Mr Griffiths came to collect Alun, Nia and Iolo the following Saturday afternoon.
Iolo wanted to take two toy boxes, but having been persuaded that Gwyn would happily share his possessions, took only his blue monster.
Nia rolled her canvas in brown paper and tucked a small bag of scraps into a holdall that already contained a muddle of sweaters, socks and underwear.
‘What’ve you got there girl? Not a rolling pin? My wife’s fussy about her pastry!’ Mr Griffiths laughed at his own joke as no one else seemed inclined to do so.
‘It’s my work,’ Nia explained gravely. ‘Something I have to do for school.’
‘I see.’ Mr Griffiths was a little disconcerted by Nia’s sober expression. He was aware of her crime and hoped she wasn’t going to be a problem.
Alun was already in the Land Rover, chatting eagerly to Gwyn. He glanced resentfully at Nia and Iolo when they climbed in beside him. He had never had to share Gwyn with anyone, and regarded the Griffiths’ home as his own, and a refuge from his siblings.
Left-behind Lloyds spilled out of the door on to the pavement, waving and shouting instructions as the Land Rover pulled away from the kerb, even Gareth with his plastered leg and Mr Lloyd in his striped butcher’s apron and funny white hat. Nia wished her father had stayed indoors.
She had to take deep breaths in order to contain her excitement as the Land Rover changed gear and began to ascend the hill out of Pendewi. And then they passed the chapel. She was sitting with her back to it, but she could not resist turning to look into the windows. There was no one there.
Mr Griffiths drove fast; he resented every minute away from his farm. Gwyn called his father ‘demon-driver’ and Nia wondered if the name implied talents other than fast driving. He had, after all, fathered a magician.
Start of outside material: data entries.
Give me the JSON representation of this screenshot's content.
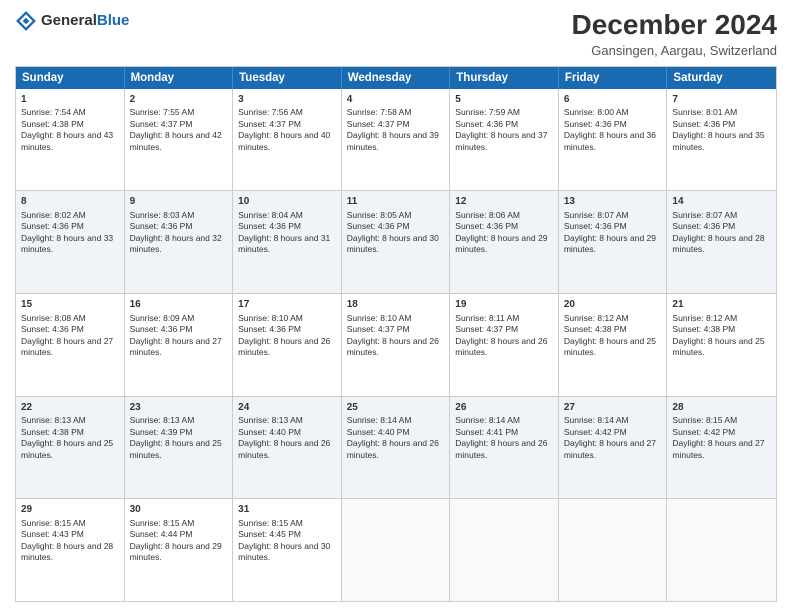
{
  "header": {
    "logo_general": "General",
    "logo_blue": "Blue",
    "title": "December 2024",
    "subtitle": "Gansingen, Aargau, Switzerland"
  },
  "calendar": {
    "days": [
      "Sunday",
      "Monday",
      "Tuesday",
      "Wednesday",
      "Thursday",
      "Friday",
      "Saturday"
    ],
    "weeks": [
      [
        {
          "day": "1",
          "sunrise": "Sunrise: 7:54 AM",
          "sunset": "Sunset: 4:38 PM",
          "daylight": "Daylight: 8 hours and 43 minutes."
        },
        {
          "day": "2",
          "sunrise": "Sunrise: 7:55 AM",
          "sunset": "Sunset: 4:37 PM",
          "daylight": "Daylight: 8 hours and 42 minutes."
        },
        {
          "day": "3",
          "sunrise": "Sunrise: 7:56 AM",
          "sunset": "Sunset: 4:37 PM",
          "daylight": "Daylight: 8 hours and 40 minutes."
        },
        {
          "day": "4",
          "sunrise": "Sunrise: 7:58 AM",
          "sunset": "Sunset: 4:37 PM",
          "daylight": "Daylight: 8 hours and 39 minutes."
        },
        {
          "day": "5",
          "sunrise": "Sunrise: 7:59 AM",
          "sunset": "Sunset: 4:36 PM",
          "daylight": "Daylight: 8 hours and 37 minutes."
        },
        {
          "day": "6",
          "sunrise": "Sunrise: 8:00 AM",
          "sunset": "Sunset: 4:36 PM",
          "daylight": "Daylight: 8 hours and 36 minutes."
        },
        {
          "day": "7",
          "sunrise": "Sunrise: 8:01 AM",
          "sunset": "Sunset: 4:36 PM",
          "daylight": "Daylight: 8 hours and 35 minutes."
        }
      ],
      [
        {
          "day": "8",
          "sunrise": "Sunrise: 8:02 AM",
          "sunset": "Sunset: 4:36 PM",
          "daylight": "Daylight: 8 hours and 33 minutes."
        },
        {
          "day": "9",
          "sunrise": "Sunrise: 8:03 AM",
          "sunset": "Sunset: 4:36 PM",
          "daylight": "Daylight: 8 hours and 32 minutes."
        },
        {
          "day": "10",
          "sunrise": "Sunrise: 8:04 AM",
          "sunset": "Sunset: 4:36 PM",
          "daylight": "Daylight: 8 hours and 31 minutes."
        },
        {
          "day": "11",
          "sunrise": "Sunrise: 8:05 AM",
          "sunset": "Sunset: 4:36 PM",
          "daylight": "Daylight: 8 hours and 30 minutes."
        },
        {
          "day": "12",
          "sunrise": "Sunrise: 8:06 AM",
          "sunset": "Sunset: 4:36 PM",
          "daylight": "Daylight: 8 hours and 29 minutes."
        },
        {
          "day": "13",
          "sunrise": "Sunrise: 8:07 AM",
          "sunset": "Sunset: 4:36 PM",
          "daylight": "Daylight: 8 hours and 29 minutes."
        },
        {
          "day": "14",
          "sunrise": "Sunrise: 8:07 AM",
          "sunset": "Sunset: 4:36 PM",
          "daylight": "Daylight: 8 hours and 28 minutes."
        }
      ],
      [
        {
          "day": "15",
          "sunrise": "Sunrise: 8:08 AM",
          "sunset": "Sunset: 4:36 PM",
          "daylight": "Daylight: 8 hours and 27 minutes."
        },
        {
          "day": "16",
          "sunrise": "Sunrise: 8:09 AM",
          "sunset": "Sunset: 4:36 PM",
          "daylight": "Daylight: 8 hours and 27 minutes."
        },
        {
          "day": "17",
          "sunrise": "Sunrise: 8:10 AM",
          "sunset": "Sunset: 4:36 PM",
          "daylight": "Daylight: 8 hours and 26 minutes."
        },
        {
          "day": "18",
          "sunrise": "Sunrise: 8:10 AM",
          "sunset": "Sunset: 4:37 PM",
          "daylight": "Daylight: 8 hours and 26 minutes."
        },
        {
          "day": "19",
          "sunrise": "Sunrise: 8:11 AM",
          "sunset": "Sunset: 4:37 PM",
          "daylight": "Daylight: 8 hours and 26 minutes."
        },
        {
          "day": "20",
          "sunrise": "Sunrise: 8:12 AM",
          "sunset": "Sunset: 4:38 PM",
          "daylight": "Daylight: 8 hours and 25 minutes."
        },
        {
          "day": "21",
          "sunrise": "Sunrise: 8:12 AM",
          "sunset": "Sunset: 4:38 PM",
          "daylight": "Daylight: 8 hours and 25 minutes."
        }
      ],
      [
        {
          "day": "22",
          "sunrise": "Sunrise: 8:13 AM",
          "sunset": "Sunset: 4:38 PM",
          "daylight": "Daylight: 8 hours and 25 minutes."
        },
        {
          "day": "23",
          "sunrise": "Sunrise: 8:13 AM",
          "sunset": "Sunset: 4:39 PM",
          "daylight": "Daylight: 8 hours and 25 minutes."
        },
        {
          "day": "24",
          "sunrise": "Sunrise: 8:13 AM",
          "sunset": "Sunset: 4:40 PM",
          "daylight": "Daylight: 8 hours and 26 minutes."
        },
        {
          "day": "25",
          "sunrise": "Sunrise: 8:14 AM",
          "sunset": "Sunset: 4:40 PM",
          "daylight": "Daylight: 8 hours and 26 minutes."
        },
        {
          "day": "26",
          "sunrise": "Sunrise: 8:14 AM",
          "sunset": "Sunset: 4:41 PM",
          "daylight": "Daylight: 8 hours and 26 minutes."
        },
        {
          "day": "27",
          "sunrise": "Sunrise: 8:14 AM",
          "sunset": "Sunset: 4:42 PM",
          "daylight": "Daylight: 8 hours and 27 minutes."
        },
        {
          "day": "28",
          "sunrise": "Sunrise: 8:15 AM",
          "sunset": "Sunset: 4:42 PM",
          "daylight": "Daylight: 8 hours and 27 minutes."
        }
      ],
      [
        {
          "day": "29",
          "sunrise": "Sunrise: 8:15 AM",
          "sunset": "Sunset: 4:43 PM",
          "daylight": "Daylight: 8 hours and 28 minutes."
        },
        {
          "day": "30",
          "sunrise": "Sunrise: 8:15 AM",
          "sunset": "Sunset: 4:44 PM",
          "daylight": "Daylight: 8 hours and 29 minutes."
        },
        {
          "day": "31",
          "sunrise": "Sunrise: 8:15 AM",
          "sunset": "Sunset: 4:45 PM",
          "daylight": "Daylight: 8 hours and 30 minutes."
        },
        null,
        null,
        null,
        null
      ]
    ]
  }
}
They were swinging up a familiar lane now. It rose steep and twisting between hedges sprinkled with hawthorn stars and green buds that would soon be honeysuckle. The windows were open and Nia inhaled the indescribable scent of new growth, of earth disturbed by movement and the sun. Beside the hedge golden celandine were opening and the brook glittered with melting mountain snow. There were crows and curlews tilting in the air and everywhere the great and mysterious rushing of bright grass towards the sky.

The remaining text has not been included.